BioExcel/MolSSI Workshop on Workflows in Biomolecular Simulations

As part of the collaborative frameworkBioExcel CoE and MolSSI are organizing a series of workshops on the application of workflow solutions for biomolecular modeling and simulations. This first event will be hosted by BioExcel in Barcelona with a planned follow-up in 2019 in the US hosted by MolSSI.

Background

Workflows are an increasingly important aspect of biomolecular simulation science. Over the years there have been a variety of projects around the world to develop workflow systems that would be well suited to the demands of this type of research, but to date it has been difficult to achieve widespread community uptake, or to develop a good model for sustainability.

The purpose of this workshop is to bring together current projects from both sides of the Atlantic that involve, as an element of their activity, the development and application of workflow systems. The aim is to foster a dialogue between them that supports the development of interoperable and/or harmonized solutions that have the best chance of being long-term sustainable products, because they have a worldwide community of molecular simulation scientists using them day-to-day and supporting their continued development.

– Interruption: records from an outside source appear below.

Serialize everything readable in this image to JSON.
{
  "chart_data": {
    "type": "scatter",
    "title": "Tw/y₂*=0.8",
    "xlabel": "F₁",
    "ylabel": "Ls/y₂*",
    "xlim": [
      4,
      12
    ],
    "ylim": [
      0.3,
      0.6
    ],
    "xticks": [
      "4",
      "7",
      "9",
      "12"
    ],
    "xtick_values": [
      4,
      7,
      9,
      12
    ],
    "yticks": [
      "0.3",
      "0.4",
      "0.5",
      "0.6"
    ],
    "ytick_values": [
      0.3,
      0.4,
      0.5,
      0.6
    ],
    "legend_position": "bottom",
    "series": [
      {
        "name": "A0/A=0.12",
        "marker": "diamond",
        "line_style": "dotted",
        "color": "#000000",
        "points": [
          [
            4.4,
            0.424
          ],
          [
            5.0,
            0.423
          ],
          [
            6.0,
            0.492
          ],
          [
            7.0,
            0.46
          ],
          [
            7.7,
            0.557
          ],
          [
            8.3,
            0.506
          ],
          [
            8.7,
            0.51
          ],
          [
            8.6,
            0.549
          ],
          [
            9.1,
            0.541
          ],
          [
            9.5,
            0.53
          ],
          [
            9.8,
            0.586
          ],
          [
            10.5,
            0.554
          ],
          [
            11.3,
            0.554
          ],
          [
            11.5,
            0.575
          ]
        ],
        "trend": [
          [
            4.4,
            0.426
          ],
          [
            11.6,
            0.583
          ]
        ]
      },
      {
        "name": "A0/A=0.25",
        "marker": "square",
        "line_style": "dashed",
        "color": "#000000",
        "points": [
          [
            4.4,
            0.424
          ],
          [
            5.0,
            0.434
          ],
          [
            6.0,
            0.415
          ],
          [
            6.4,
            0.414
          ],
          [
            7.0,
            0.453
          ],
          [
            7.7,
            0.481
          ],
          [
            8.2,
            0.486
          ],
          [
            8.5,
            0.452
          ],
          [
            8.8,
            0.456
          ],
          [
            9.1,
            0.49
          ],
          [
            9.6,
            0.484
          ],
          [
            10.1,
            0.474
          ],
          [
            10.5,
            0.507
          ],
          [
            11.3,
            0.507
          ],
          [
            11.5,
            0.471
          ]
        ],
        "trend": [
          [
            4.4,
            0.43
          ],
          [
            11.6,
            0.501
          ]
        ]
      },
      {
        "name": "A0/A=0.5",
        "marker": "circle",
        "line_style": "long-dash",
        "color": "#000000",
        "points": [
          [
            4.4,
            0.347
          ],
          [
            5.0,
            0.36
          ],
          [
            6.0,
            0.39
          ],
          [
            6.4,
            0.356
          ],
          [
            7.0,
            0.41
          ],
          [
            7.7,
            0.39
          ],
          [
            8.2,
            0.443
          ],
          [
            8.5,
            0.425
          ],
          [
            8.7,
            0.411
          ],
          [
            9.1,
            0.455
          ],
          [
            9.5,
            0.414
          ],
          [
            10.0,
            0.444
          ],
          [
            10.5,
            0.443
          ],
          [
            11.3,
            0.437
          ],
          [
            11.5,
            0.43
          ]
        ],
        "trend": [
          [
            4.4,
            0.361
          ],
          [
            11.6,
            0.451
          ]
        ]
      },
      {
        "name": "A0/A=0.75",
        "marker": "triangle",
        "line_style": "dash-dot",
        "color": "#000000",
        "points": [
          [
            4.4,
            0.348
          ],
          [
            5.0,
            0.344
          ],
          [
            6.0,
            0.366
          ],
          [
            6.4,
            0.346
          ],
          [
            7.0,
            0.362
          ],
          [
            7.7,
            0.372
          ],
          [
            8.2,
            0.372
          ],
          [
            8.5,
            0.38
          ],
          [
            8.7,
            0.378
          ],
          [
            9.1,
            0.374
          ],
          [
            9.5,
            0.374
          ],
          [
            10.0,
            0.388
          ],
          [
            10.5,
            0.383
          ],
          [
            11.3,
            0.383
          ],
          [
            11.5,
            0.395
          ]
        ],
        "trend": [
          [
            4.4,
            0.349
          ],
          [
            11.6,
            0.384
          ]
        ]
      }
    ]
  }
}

It is not the intention that this workshop is a place for projects to make “sales pitches” – rather, we seek participants willing and able to discuss both the strengths and weaknesses of their approaches, what opportunities could come for synergizing with other work, and where there are still gaps in provision and unmet need.

The process

In order to focus discussion on issues close to end-user needs, participants are asked to come prepared to discuss how their particular workflow system might be applied to two common workflow patterns, but there is no expectation that participants arrive with the example “solved”.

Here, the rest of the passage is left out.